In case you're wondering...

The Other Stories are The Curtain, Goldfish, and The Finger Man.

NOTE: Read the "Foreword" . . . afterward!

Raymond Chandler learned his craft, initially, by writing short stories for the famous hardboiled magazine, "Black Mask." When it came time to move on, Chandler "cannibalized" many of those early stories to create his first four novels, combining plot elements and scenes while expanding and amplifying their passages. During his lifetime, he never allowed the republication of the stories."Killer In The Rain" presents them, along with an excellent foreword by Phillip Durham in which he discusses Chandler's ability to heighten a description, deepen a mood, to prolong the tension in a situation through these reworkings; or, as Durham puts it, "to see, to sense, and to say." If you want to read these tales for their "story value," though, you're best served by skipping this Foreword until after you've read them.The stories, true to the genre, are invariably violent, even brutal, particularly in their resolutions. ("The rule was," Chandler once wrote, "when in doubt, have someone come through the door with a gun in his hand.") Yet, even at this early stage in his career, as these stories illustrate, both Chandler's singular style and thematic sense were already largely in place.

Buy this if you've read all his novels

I recommend this book to anyone who enjoys good literature. It contains short stories written for the pulp magazine Black Mask, and provides a fascinating insight into how Chandler created his novels, many of which are based on the short stories within this book.
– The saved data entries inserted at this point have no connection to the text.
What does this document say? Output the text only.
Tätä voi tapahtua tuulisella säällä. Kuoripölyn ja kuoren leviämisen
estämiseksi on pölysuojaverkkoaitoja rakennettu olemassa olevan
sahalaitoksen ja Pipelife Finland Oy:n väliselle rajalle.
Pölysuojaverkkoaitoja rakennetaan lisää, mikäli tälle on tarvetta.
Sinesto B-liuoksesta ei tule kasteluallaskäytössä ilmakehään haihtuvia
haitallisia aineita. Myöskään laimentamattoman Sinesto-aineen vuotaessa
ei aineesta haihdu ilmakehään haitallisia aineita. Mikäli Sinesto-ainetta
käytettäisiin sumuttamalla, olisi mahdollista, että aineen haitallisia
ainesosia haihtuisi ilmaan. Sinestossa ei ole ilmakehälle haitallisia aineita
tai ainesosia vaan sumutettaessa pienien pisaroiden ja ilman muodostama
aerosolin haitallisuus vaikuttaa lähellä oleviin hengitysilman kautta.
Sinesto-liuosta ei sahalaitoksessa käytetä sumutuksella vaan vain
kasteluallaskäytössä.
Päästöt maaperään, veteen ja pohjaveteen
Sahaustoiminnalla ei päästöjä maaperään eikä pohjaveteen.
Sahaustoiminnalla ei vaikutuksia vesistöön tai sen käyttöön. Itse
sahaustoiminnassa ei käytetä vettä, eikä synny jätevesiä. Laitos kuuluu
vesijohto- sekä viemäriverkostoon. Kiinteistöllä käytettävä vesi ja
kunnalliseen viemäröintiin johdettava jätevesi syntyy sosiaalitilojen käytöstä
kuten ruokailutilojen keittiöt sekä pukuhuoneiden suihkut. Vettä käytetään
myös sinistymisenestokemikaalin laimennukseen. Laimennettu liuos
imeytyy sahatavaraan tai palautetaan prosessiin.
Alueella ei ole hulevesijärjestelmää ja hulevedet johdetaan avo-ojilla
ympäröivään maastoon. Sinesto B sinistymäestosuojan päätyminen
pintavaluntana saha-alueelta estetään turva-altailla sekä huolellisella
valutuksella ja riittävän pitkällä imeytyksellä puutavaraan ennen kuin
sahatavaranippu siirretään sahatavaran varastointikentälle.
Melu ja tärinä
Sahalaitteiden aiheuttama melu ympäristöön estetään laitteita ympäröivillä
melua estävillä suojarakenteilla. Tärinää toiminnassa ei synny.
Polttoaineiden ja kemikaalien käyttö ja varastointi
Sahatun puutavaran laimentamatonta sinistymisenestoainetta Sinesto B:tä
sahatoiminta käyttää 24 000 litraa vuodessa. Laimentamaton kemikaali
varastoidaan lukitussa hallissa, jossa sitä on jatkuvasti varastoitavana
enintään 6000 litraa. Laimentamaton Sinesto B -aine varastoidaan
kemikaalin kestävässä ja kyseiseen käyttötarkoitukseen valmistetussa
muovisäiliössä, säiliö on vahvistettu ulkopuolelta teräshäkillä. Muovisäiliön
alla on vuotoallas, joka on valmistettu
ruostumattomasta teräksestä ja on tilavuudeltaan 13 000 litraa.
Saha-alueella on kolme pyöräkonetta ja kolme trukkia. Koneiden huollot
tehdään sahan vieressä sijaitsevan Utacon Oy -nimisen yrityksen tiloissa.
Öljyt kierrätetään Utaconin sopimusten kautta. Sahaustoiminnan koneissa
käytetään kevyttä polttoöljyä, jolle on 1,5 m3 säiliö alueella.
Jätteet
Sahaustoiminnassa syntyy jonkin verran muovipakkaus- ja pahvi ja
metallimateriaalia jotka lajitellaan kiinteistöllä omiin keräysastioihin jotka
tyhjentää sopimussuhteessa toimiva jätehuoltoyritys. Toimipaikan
Even if you've never read Chandler before then these stories would provide a fine introduction to the incredible style of writing he created.

My favorite

This series of short stories is my favorite Chandler work. He doesn't overindulge in "shamus-speak", the plots are tight and Chandler does a fine job putting you in the detective's place, as in what the hell do I do now? These stories were pieced together to help create Chandler's later novels, thus were left out of other short story collections, but I think they are terrific. It's sure fun to imagine Robert Mitchum playing the detective, too.